Ziff. 3.5. der AGB der Beklagten benachteiligt die Vertragspartner der Beklagten entgegen den Geboten von Treu und Glauben in unangemessener Weise. Dies ergibt sich hier bereits aus dem mangelnden berechtigten Interesse der Beklagten an einer Preisanpassungsklausel. Zwar ist bei einer AGB-Verwenderin in Dauerschuldverhältnissen grundsätzlich ein berechtigtes Interesse, eine Preisanpassung an geänderte Koslen vorzunehmen, zu bejahen. Dies gilt jedoch dann nicht wenn das Vertragsverhältnis – wie im Bereich der Streaming-Dienste üblich – mit der beidseitigen Möglichkeit der kurzfristigen Vertragsbeendigung ausgestaltet worden ist.

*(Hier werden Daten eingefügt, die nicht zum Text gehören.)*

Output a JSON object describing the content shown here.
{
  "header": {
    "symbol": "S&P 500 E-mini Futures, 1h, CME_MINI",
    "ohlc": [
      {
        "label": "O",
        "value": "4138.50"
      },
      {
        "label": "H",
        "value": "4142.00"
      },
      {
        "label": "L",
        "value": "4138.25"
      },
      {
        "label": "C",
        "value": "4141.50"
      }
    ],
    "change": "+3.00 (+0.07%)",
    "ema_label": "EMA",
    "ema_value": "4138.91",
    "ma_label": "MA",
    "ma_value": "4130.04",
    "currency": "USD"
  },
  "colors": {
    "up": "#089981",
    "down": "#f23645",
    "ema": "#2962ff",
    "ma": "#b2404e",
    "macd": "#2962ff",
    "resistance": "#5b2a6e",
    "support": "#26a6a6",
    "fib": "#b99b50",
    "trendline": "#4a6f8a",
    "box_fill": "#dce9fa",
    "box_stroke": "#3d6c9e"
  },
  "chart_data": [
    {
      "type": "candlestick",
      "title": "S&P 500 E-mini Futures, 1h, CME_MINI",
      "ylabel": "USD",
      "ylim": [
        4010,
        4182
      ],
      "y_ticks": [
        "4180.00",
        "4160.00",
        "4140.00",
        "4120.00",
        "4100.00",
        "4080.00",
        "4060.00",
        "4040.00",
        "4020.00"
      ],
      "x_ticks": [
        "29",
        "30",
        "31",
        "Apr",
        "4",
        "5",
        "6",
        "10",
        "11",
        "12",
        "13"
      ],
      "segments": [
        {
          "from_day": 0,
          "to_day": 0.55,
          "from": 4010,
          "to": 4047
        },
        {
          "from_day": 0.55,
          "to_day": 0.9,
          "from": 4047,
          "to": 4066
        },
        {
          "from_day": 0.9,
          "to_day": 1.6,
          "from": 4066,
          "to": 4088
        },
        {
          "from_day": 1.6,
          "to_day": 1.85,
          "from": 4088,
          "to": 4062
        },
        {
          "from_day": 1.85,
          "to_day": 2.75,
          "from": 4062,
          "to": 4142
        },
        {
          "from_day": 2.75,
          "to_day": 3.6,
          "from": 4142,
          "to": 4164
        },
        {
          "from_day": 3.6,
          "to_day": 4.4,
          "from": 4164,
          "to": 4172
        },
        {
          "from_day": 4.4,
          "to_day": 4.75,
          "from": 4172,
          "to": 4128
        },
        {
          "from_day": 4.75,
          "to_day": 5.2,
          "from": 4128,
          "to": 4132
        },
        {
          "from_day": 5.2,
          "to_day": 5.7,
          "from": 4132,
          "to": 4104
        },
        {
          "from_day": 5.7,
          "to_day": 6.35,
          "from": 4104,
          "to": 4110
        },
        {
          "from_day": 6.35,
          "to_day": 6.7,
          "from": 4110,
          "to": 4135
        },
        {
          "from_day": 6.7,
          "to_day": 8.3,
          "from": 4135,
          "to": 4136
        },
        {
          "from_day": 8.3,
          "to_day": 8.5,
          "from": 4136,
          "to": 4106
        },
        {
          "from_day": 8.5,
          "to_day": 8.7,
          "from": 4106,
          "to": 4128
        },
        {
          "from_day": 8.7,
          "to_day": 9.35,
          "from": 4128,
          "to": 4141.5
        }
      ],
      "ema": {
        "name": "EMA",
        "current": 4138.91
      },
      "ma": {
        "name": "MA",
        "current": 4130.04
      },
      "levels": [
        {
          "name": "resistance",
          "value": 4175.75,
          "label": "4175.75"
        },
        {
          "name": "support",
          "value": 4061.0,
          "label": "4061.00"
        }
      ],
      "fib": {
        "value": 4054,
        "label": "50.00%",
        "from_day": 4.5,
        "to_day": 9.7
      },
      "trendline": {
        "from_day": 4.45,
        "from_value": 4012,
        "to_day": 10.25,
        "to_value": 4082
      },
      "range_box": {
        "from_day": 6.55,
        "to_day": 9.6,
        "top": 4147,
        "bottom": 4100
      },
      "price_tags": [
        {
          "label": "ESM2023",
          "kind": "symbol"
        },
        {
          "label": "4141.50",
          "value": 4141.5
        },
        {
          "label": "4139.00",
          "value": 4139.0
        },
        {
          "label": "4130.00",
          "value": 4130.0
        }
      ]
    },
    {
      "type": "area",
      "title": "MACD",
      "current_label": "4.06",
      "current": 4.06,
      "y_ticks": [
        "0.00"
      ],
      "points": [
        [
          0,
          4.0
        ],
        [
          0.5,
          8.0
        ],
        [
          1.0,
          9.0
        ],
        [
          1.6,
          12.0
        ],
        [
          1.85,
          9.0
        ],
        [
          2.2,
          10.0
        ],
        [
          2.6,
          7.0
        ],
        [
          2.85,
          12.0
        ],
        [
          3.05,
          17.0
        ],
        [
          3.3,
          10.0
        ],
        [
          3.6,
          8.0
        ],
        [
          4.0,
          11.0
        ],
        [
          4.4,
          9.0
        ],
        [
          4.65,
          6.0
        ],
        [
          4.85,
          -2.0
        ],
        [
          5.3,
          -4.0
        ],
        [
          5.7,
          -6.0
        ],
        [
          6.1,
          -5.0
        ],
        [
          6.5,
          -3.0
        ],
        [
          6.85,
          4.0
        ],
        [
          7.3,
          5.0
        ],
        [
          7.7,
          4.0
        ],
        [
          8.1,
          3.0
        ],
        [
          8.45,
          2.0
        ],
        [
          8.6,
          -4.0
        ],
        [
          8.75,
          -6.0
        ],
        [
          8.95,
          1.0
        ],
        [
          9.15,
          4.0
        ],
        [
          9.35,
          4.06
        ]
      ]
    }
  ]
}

Die Beklagte muss demnach stets auf der Grundlage kurzfristig schwankender Nutzerzahlen kalkulieren. Es ist nicht ersichtlich, dass sie ohne die Einräumung einer Preisanpassungsklausel gezwungen wäre, von vornherein höhere Preise zu kalkulieren, zumal in dem von ihr beschriebenen Marktumfeld, das ihr für Preiserhöhungen nach eigenem Vortrag enge Grenzen setzt. Ferner hat sie die Möglichkeit, Kostensteigerungen zeitnah mittels einer Änderungskündigung weiterzugeben. Der Preis der leistung der Beklagten ist dabei, wie sie selbst betont, nicht etwa von Preisen auf stark volatilen Märkten abhängig, die ihre Gestehungskosten - wie es etwa bei Strom- und Gaspreisen der Fall ist - so kurzfristig erheblich ändern können, dass eine Wahrung der Kündigungsfrist nicht zumutbar wäre. Von dem Risiko, sich im Rahmen einer ÄnderungskOndigung mit einem neuen Angebot dem Wettbewerb stellen zu müssen, darf die Beklagte sich nicht auf Kosten ihrer Vertragspartner befreien.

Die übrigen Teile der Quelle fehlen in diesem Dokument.